A developer sits in a dimly lit office in Pangyo, staring at a screen crowded with six different terminal windows. Somewhere in one of those tabs, an AI agent suggested a critical logic fix yesterday, but the specific line of code is now buried under three thousand lines of scrolling logs. The developer spends the next ten minutes manually scrolling upward, trying to reconstruct the context of a conversation that happened twenty-four hours ago. This fragmented experience is the current tax paid by engineers using the latest wave of command-line interface agents.

The Architecture of Tessera and CLI Integration

Tessera enters the ecosystem as an open-source workspace designed specifically to unify the management of CLI-based AI coding tools. Rather than forcing developers to rely on the ephemeral nature of a terminal, Tessera provides a dedicated web and desktop environment that wraps around agents such as Claude Code, Codex, and OpenCode. The system is designed for flexibility in deployment, allowing users to install it via npm and host it on a Linux server, which then enables access through a standard web browser.

Support for the tool extends across the primary development landscape, including Windows via WSL, macOS, and Linux, with beta support currently extending to mobile web interfaces. The core utility of Tessera is not simply adding a graphical chat interface to a command line, but rather creating a relational map between sessions, collections, tasks, worktrees, diffs, and pull request statuses. Users can register existing projects or repositories within Tessera, allowing them to centralize the management of multiple disparate codebases in one dashboard.

Organization is handled through a hierarchical system where related sessions are grouped into collections. This allows a developer to categorize their AI interactions by intent, such as separating bug fixes from architectural brainstorming or splitting frontend refinements from backend API development. To track the lifecycle of these tasks, Tessera implements a Kanban board that visualizes the workflow through specific stages: Doing (associated with active diffs), Review (associated with open PRs), and Done (associated with merged code).

To solve the problem of physical code interference, Tessera leverages Git worktree. This allows the system to check out multiple branches of a single repository into separate directories simultaneously. By doing this, Tessera creates isolated workspaces for every individual task, ensuring that changes made by one AI agent do not bleed into or conflict with the work of another. The platform also maintains a rigorous history of every session, capturing real-time tool call logs, failure reports, file modifications, and the current state of branches and PRs. Detailed technical documentation and the source code are available at the Tessera GitHub repository.

From Ephemeral TUI to Persistent Workflows

The fundamental shift Tessera introduces is the transition from a Text User Interface (TUI) mindset to a workspace mindset. Most current AI agents operate on a stream-of-consciousness model; once a terminal session is closed or the buffer is cleared, the structural context of the work often vanishes, leaving only the final code change behind. Tessera transforms these one-off conversations into permanent records. By recording every session in a list view and a Kanban view, it allows a developer to reopen a session from a week ago and instantly regain the exact mental state and AI context associated with that specific task.

This structural change alters how developers interact with multiple agents. In a traditional TUI setup, running two different AI agents on two different tasks requires switching between tabs and manually managing branch swaps, which is a recipe for merge conflicts and cognitive overload. Tessera replaces this with a multi-panel layout. Developers can now arrange session windows, terminals, and file explorers side-by-side in a split-pane configuration, observing the AI's output in one panel while monitoring the file system changes in another.

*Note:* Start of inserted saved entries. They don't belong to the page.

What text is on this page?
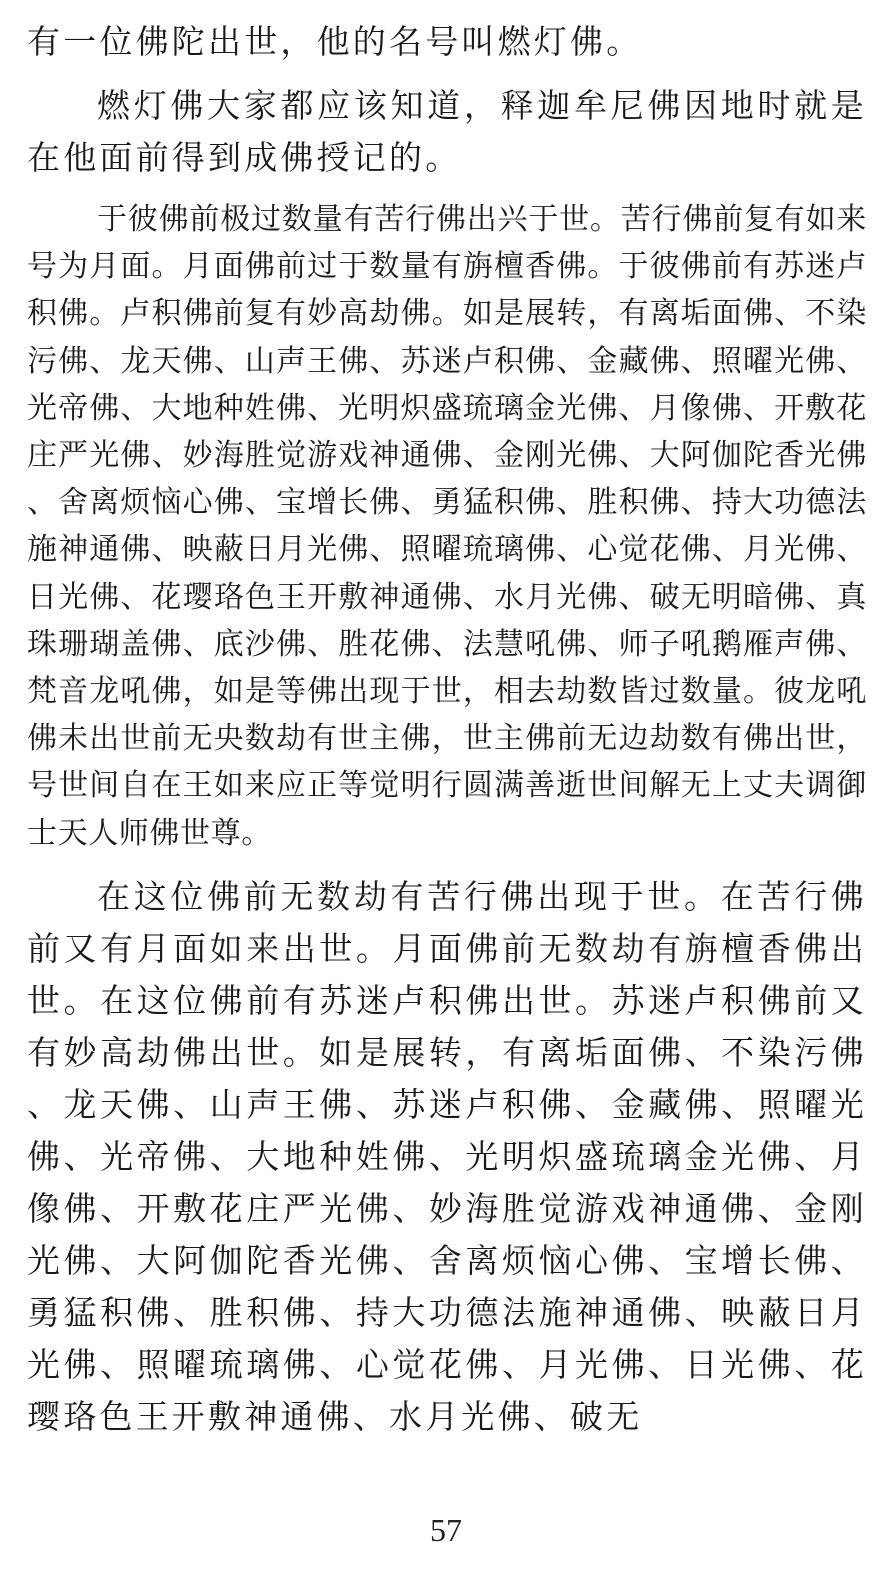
有一位佛陀出世，他的名号叫燃灯佛。

燃灯佛大家都应该知道，释迦牟尼佛因地时就是在他面前得到成佛授记的。

于彼佛前极过数量有苦行佛出兴于世。苦行佛前复有如来号为月面。月面佛前过于数量有旃檀香佛。于彼佛前有苏迷卢积佛。卢积佛前复有妙高劫佛。如是展转，有离垢面佛、不染污佛、龙天佛、山声王佛、苏迷卢积佛、金藏佛、照曜光佛、光帝佛、大地种姓佛、光明炽盛琉璃金光佛、月像佛、开敷花庄严光佛、妙海胜觉游戏神通佛、金刚光佛、大阿伽陀香光佛、舍离烦恼心佛、宝增长佛、勇猛积佛、胜积佛、持大功德法施神通佛、映蔽日月光佛、照曜琉璃佛、心觉花佛、月光佛、日光佛、花璎珞色王开敷神通佛、水月光佛、破无明暗佛、真珠珊瑚盖佛、底沙佛、胜花佛、法慧吼佛、师子吼鹅雁声佛、梵音龙吼佛，如是等佛出现于世，相去劫数皆过数量。彼龙吼佛未出世前无央数劫有世主佛，世主佛前无边劫数有佛出世，号世间自在王如来应正等觉明行圆满善逝世间解无上丈夫调御士天人师佛世尊。

在这位佛前无数劫有苦行佛出现于世。在苦行佛前又有月面如来出世。月面佛前无数劫有旃檀香佛出世。在这位佛前有苏迷卢积佛出世。苏迷卢积佛前又有妙高劫佛出世。如是展转，有离垢面佛、不染污佛、龙天佛、山声王佛、苏迷卢积佛、金藏佛、照曜光佛、光帝佛、大地种姓佛、光明炽盛琉璃金光佛、月像佛、开敷花庄严光佛、妙海胜觉游戏神通佛、金刚光佛、大阿伽陀香光佛、舍离烦恼心佛、宝增长佛、勇猛积佛、胜积佛、持大功德法施神通佛、映蔽日月光佛、照曜琉璃佛、心觉花佛、月光佛、日光佛、花璎珞色王开敷神通佛、水月光佛、破无

57
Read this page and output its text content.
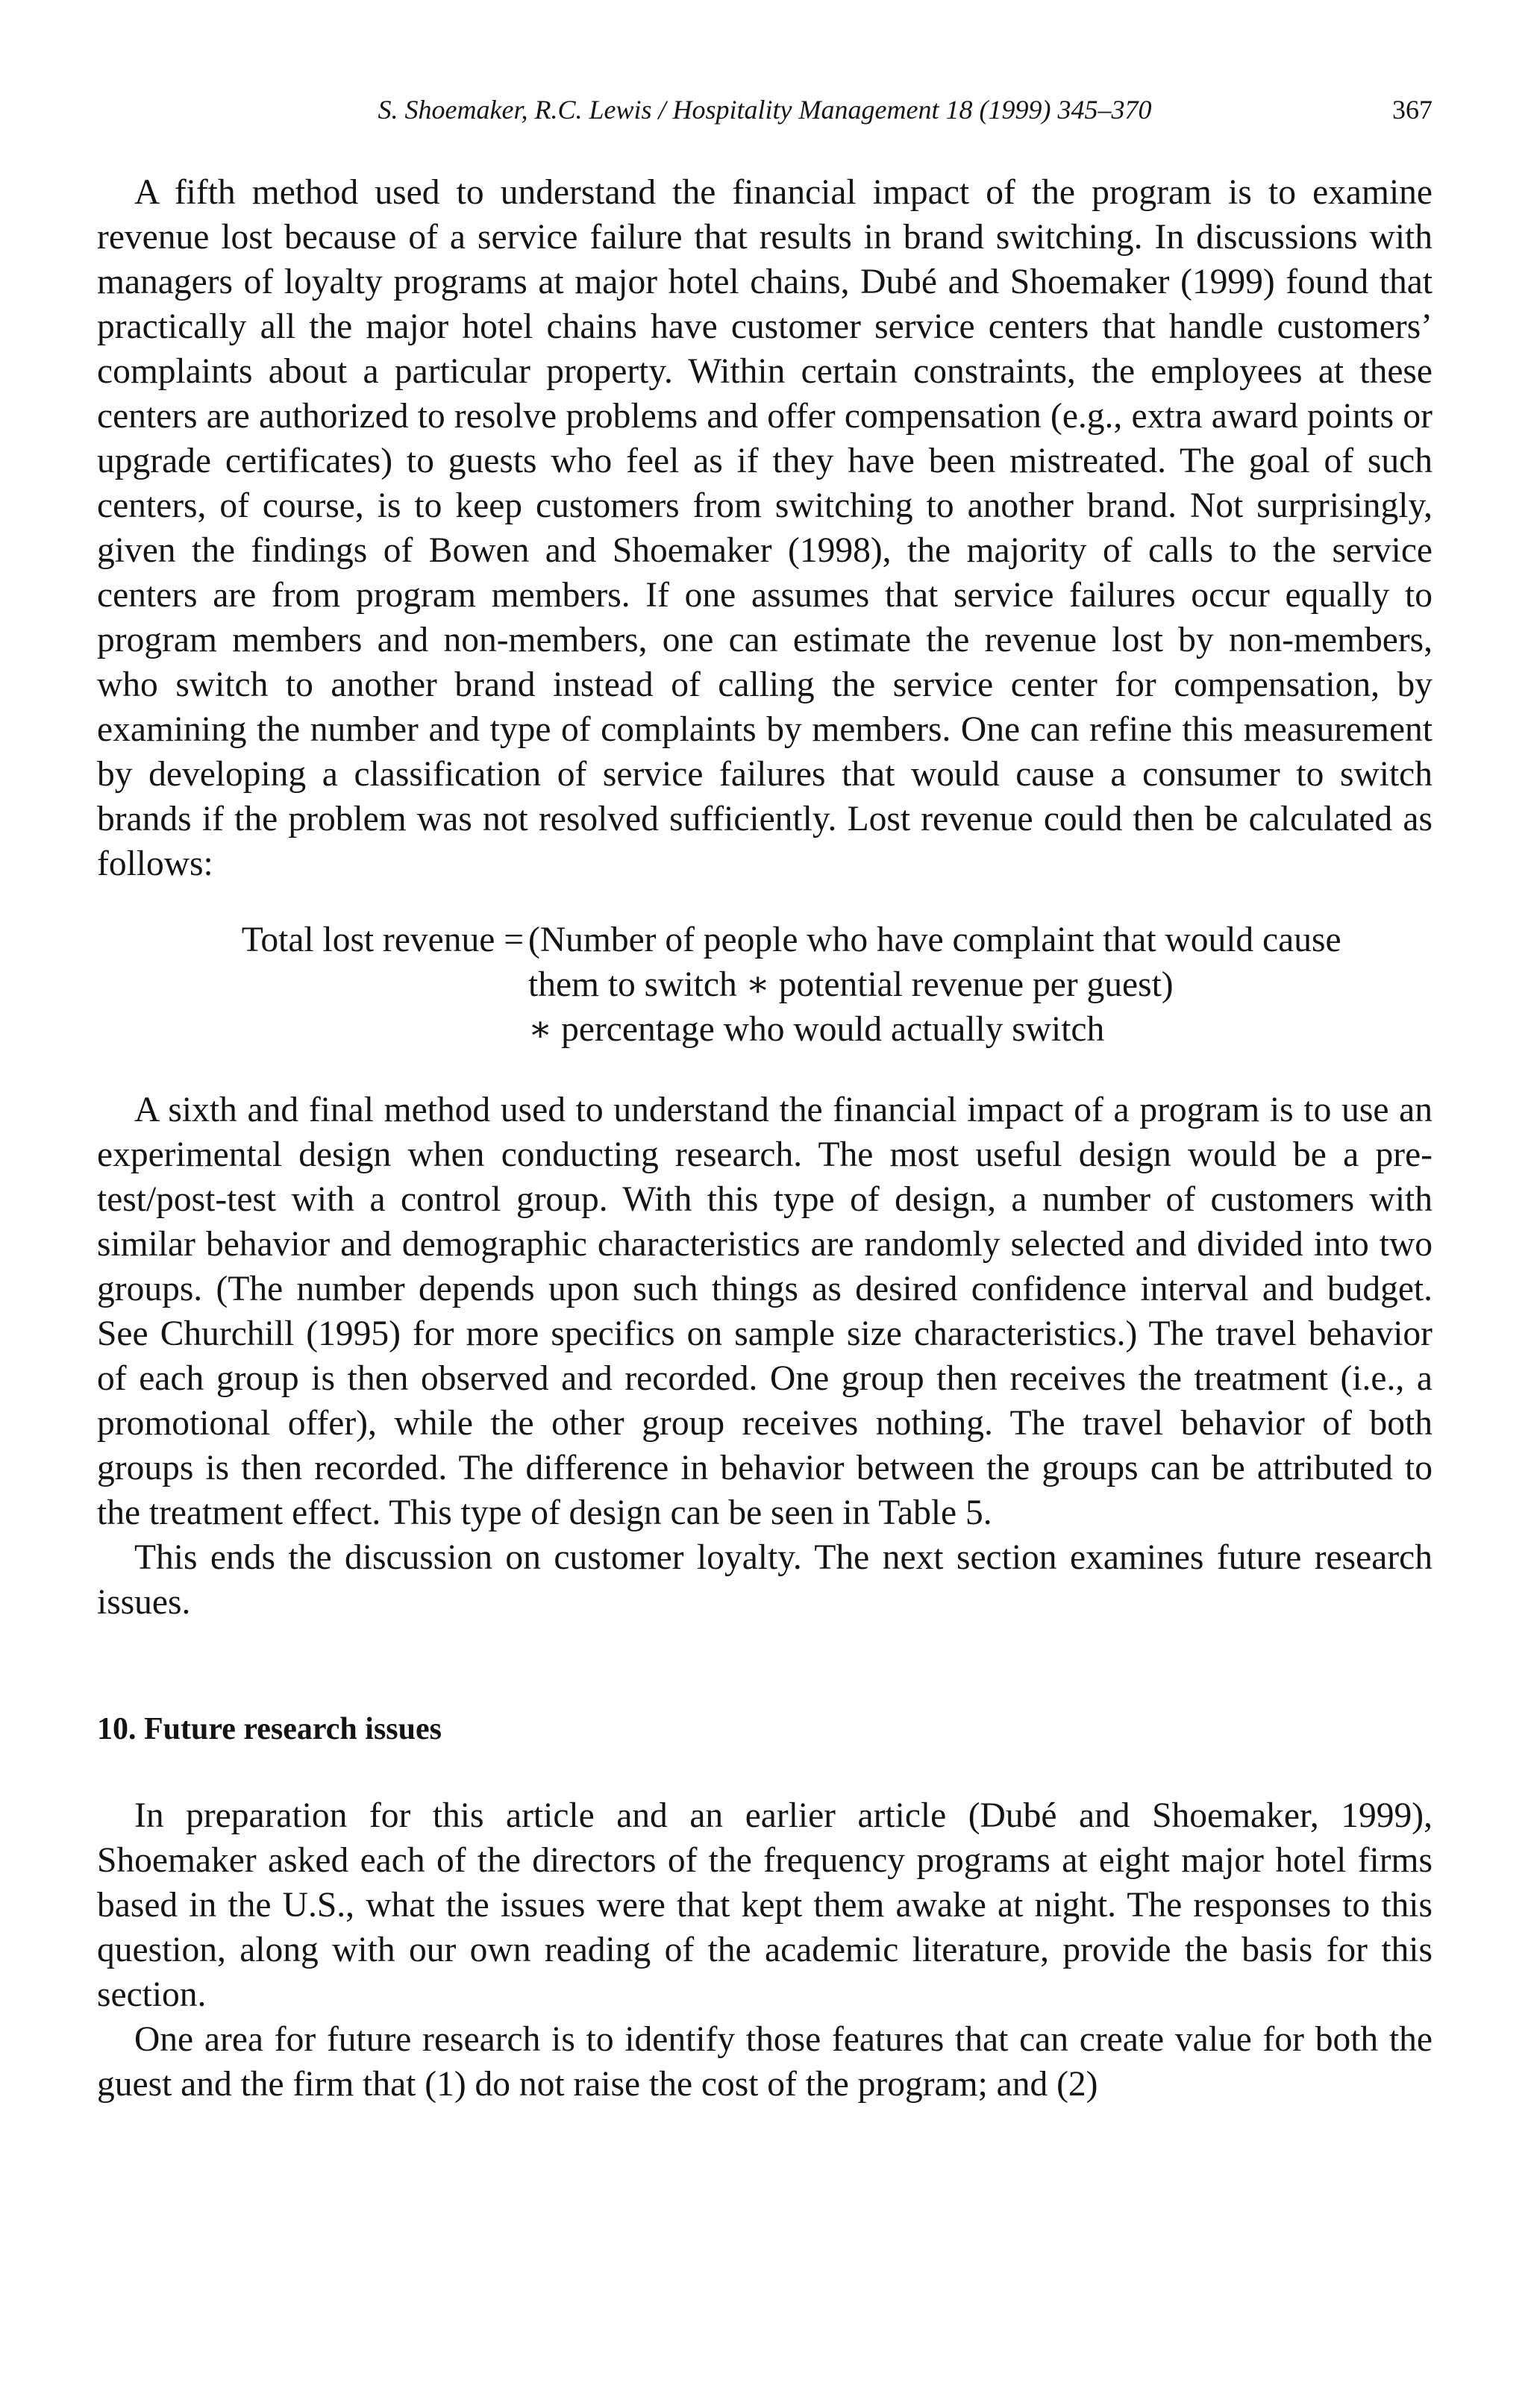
S. Shoemaker, R.C. Lewis / Hospitality Management 18 (1999) 345–370	367

A fifth method used to understand the financial impact of the program is to examine revenue lost because of a service failure that results in brand switching. In discussions with managers of loyalty programs at major hotel chains, Dubé and Shoemaker (1999) found that practically all the major hotel chains have customer service centers that handle customers’ complaints about a particular property. Within certain constraints, the employees at these centers are authorized to resolve problems and offer compensation (e.g., extra award points or upgrade certificates) to guests who feel as if they have been mistreated. The goal of such centers, of course, is to keep customers from switching to another brand. Not surprisingly, given the findings of Bowen and Shoemaker (1998), the majority of calls to the service centers are from program members. If one assumes that service failures occur equally to program members and non-members, one can estimate the revenue lost by non-members, who switch to another brand instead of calling the service center for compensation, by examining the number and type of complaints by members. One can refine this measurement by developing a classification of service failures that would cause a consumer to switch brands if the problem was not resolved sufficiently. Lost revenue could then be calculated as follows:

Total lost revenue = (Number of people who have complaint that would cause
them to switch ∗ potential revenue per guest)
∗ percentage who would actually switch

A sixth and final method used to understand the financial impact of a program is to use an experimental design when conducting research. The most useful design would be a pre-test/post-test with a control group. With this type of design, a number of customers with similar behavior and demographic characteristics are randomly selected and divided into two groups. (The number depends upon such things as desired confidence interval and budget. See Churchill (1995) for more specifics on sample size characteristics.) The travel behavior of each group is then observed and recorded. One group then receives the treatment (i.e., a promotional offer), while the other group receives nothing. The travel behavior of both groups is then recorded. The difference in behavior between the groups can be attributed to the treatment effect. This type of design can be seen in Table 5.

This ends the discussion on customer loyalty. The next section examines future research issues.

10. Future research issues

In preparation for this article and an earlier article (Dubé and Shoemaker, 1999), Shoemaker asked each of the directors of the frequency programs at eight major hotel firms based in the U.S., what the issues were that kept them awake at night. The responses to this question, along with our own reading of the academic literature, provide the basis for this section.

One area for future research is to identify those features that can create value for both the guest and the firm that (1) do not raise the cost of the program; and (2)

The real technical breakthrough here is the marriage of AI session logging with Git state. When an AI agent performs a task, the cost of verification is usually high because the developer must manually hunt for the diffs. Tessera reduces this overhead by linking the AI's logs directly to the Git status. Because the Git worktree provides physical isolation, developers can assign three different agents to three different features simultaneously without the risk of them overwriting each other's files in the local directory.

This evolution signals a broader trend in AI-assisted engineering. The industry is moving past the era of the simple chat box and entering the era of the agentic workflow. The value is no longer found in the ability of an AI to write a single function, but in the ability of a human to orchestrate multiple AI sessions across a complex project without losing track of the intent or the history.

AI coding is evolving from a series of isolated prompts into a systematic discipline of session-based workflow management.